If that's the case then it's up to the parents to pick up the slack. It's no use saying "Oh dear, I wish the State was doing a better job of educating my children." You have to get it done yourself. Theres no dearth of resources out there to allow the average parent to teach their chilldren all the fundamentals of reading, maths, and social studies that they're likely to get in a
properly taught government school. When the kids are given a solid foundation to build on early, then it makes everything else they do later on that much easier, and the more likely they are to end up with a decent education even if the gummint scools aren't all that good.
Both my wife and myself were brought up in the old Confucian ''Learning Is Everything" viewpoint, so we we just assume that one of the obligations of child rearing is making sure the children get a proper education. It's worked out well for us/ours.

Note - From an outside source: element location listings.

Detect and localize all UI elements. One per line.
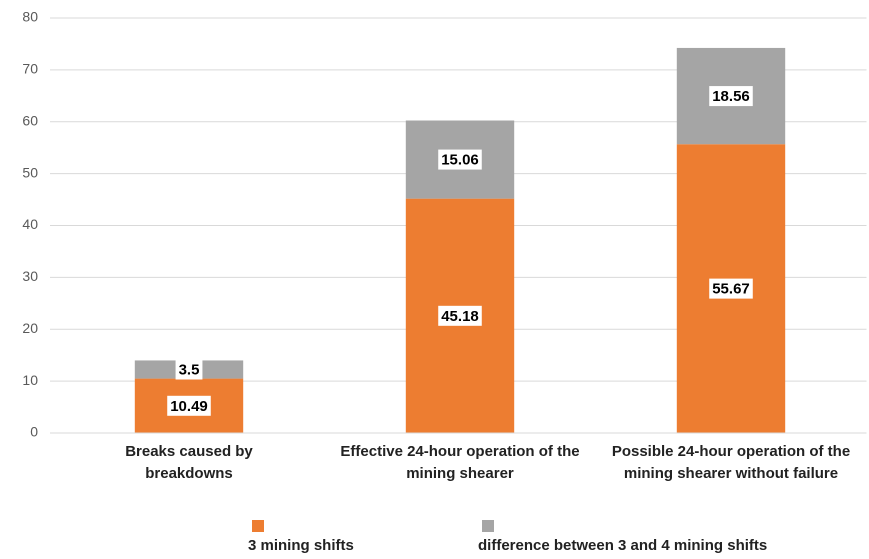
data-label: 45.18 [441,308,479,325]
data-label: 3.5 [179,361,200,378]
data-label: 10.49 [170,398,208,415]
y-tick-label: 60 [22,112,38,128]
y-tick-label: 70 [22,61,38,77]
x-tick-label: Possible 24-hour operation of the mining… [611,443,851,482]
y-tick-label: 0 [30,424,38,440]
legend-label: 3 mining shifts [248,537,354,554]
x-tick-label: Effective 24-hour operation of the minin… [340,443,580,482]
label-box [438,305,482,326]
label-box [709,278,753,299]
y-tick-label: 30 [22,268,38,284]
y-tick-label: 20 [22,320,38,336]
y-tick-label: 10 [22,372,38,388]
label-box [438,149,482,170]
x-tick-label: Breaks caused by breakdowns [125,443,253,482]
data-label: 15.06 [441,152,479,169]
legend-label: difference between 3 and 4 mining shifts [478,537,768,554]
y-tick-label: 50 [22,164,38,180]
y-tick-label: 80 [22,9,38,25]
legend-swatch [252,520,264,532]
label-box [167,395,211,416]
label-box [709,86,753,107]
legend-swatch [482,520,494,532]
y-tick-label: 40 [22,216,38,232]
label-box [175,359,203,380]
data-label: 18.56 [712,88,750,105]
data-label: 55.67 [712,281,750,298]
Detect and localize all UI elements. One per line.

And we're going to lay all the blame on the parents?
Not all of it, but in the end our kids (and grandkids) are
our kids and grandkids. Saying "woe is me, the gummint schools failed our kids so they never learned anything" doesn't cut it. Yes, the public schools suck, and they don't particularly have our kids' best interests at heart. The burden's on us, and in the end it always will be.
My grandmother, with an 8th grade education, taught her five children to read before they started school in the 1930s. Then in the 1950s, she taught me to read before I started school.
There you are, then! Your grandmother stepped up and made sure you knew as much as she could teach you. That's what I'm talking about.
Schools today have children for 12 years--claiming to be giving them an education--and graduate them still unable to read.
And that's the fallacy of public education. Like everything else the government doe, it does it half fast. Ultimately they're not responsible to anyone. In the end what the children learn, or don't, is on
us.
If we keep their teachers' feet to the fire,
if we teach the young 'uns what
we can,
if we demand the kind of discipline of the kids that allows them to learn, and
if we hold them to high standards and let them know in no uncertain terms that failure to do their best is unacceptable, then we've played our parts as parents. Whinging about what a lousy job the gummint schools are doing is, while true enough, of no benefit.
And we're going to lay all the blame on the parents?
Again, not all the blame. But sitting back and whinging about how the schools are failing little Johnny helps no one. We have to take responsibility for our own kids. Raising cane with our elected "representatives" is worth the doing in itself, but the reality it accomplishes almost nothing unless you have a few million people behind you.